# Labeling Topics

Let's practice labeling topics!

In [2]:
import little_mallet_wrapper

import glob
from pathlib import Path

Run this cell to get previous topic model results loaded

In [9]:
directory = "../NYT-Obituaries"
filenames = glob.glob(f"{directory}/*.txt")
#Make a list of all original NYT obituaries (not pre-processed)
original_texts = []

for file in filenames:
    text = open(file).read()
    original_texts.append(text)

obit_titles = [Path(file).stem for file in filenames]

num_topics = 15
output_directory_path = 'topic-model-output'
path_to_topic_keys              = f"{output_directory_path}/mallet.topic_keys.{str(num_topics)}"
path_to_topic_distributions     = f"{output_directory_path}/mallet.topic_distributions.{str(num_topics)}"

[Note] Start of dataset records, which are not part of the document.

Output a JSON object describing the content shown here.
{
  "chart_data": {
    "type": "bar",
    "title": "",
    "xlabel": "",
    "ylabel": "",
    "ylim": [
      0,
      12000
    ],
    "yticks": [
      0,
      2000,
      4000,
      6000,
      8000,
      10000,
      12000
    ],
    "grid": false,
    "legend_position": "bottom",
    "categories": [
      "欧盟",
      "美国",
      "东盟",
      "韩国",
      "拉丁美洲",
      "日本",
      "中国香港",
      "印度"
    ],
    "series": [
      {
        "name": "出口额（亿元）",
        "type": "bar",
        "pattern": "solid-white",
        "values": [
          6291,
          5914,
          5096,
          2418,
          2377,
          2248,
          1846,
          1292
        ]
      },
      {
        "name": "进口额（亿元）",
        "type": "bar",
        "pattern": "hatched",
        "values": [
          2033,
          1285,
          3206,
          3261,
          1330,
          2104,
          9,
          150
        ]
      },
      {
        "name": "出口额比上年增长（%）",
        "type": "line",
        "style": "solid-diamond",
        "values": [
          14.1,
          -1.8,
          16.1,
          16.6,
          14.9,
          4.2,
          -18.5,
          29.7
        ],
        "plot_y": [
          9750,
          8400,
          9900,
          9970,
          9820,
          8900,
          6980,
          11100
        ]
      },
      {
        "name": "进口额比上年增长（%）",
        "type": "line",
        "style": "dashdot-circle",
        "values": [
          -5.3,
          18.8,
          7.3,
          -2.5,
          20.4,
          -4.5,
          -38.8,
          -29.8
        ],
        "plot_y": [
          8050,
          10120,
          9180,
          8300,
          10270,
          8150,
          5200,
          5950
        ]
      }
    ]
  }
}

topics = little_mallet_wrapper.load_topic_keys(path_to_topic_keys)
topic_distributions = little_mallet_wrapper.load_topic_distributions(path_to_topic_distributions)

from IPython.display import Markdown, display
import re

def make_md(string):
    """A function that transforms string data into Markdown
    so it can be nicely formatted with bolding and emojis
    """
    display(Markdown(str(string)))

def get_top_docs(docs, topic_distributions, topic_index, n=5):
    
    """A function that shows the top documents for a given set of topic distributions
    and a specific topic number
    """
    
    sorted_data = sorted([(_distribution[topic_index], _document) for _distribution, _document in zip(topic_distributions, docs)], reverse=True)
    topic_words = topics[topic_index]
    make_md(f"### ✨Topic {topic_index}✨\n\n{topic_words}\n\n---")
    
    for probability, doc in sorted_data[:n]:
        # Make topic words bolded
        for word in topic_words:
            if word in doc.lower():
                doc = re.sub(f"\\b{word}\\b", f"**{word}**", doc, re.IGNORECASE)
        make_md(f'✨  \n**Topic Probability**: {probability}  \n**Document**: {doc}\n\n')

# Topic 2

In [None]:
get_top_docs(obit_titles, topic_distributions, topic_index=2, n=5)

In [None]:
get_top_docs(original_texts, topic_distributions, topic_index=2, n=5)

**Topic 2 Label**: 

## Topic 11

In [None]:
get_top_docs(obit_titles, topic_distributions, topic_index=11, n=5)

In [None]:
get_top_docs(original_texts, topic_distributions, topic_index=11, n=5)

**Topic 11 Label**: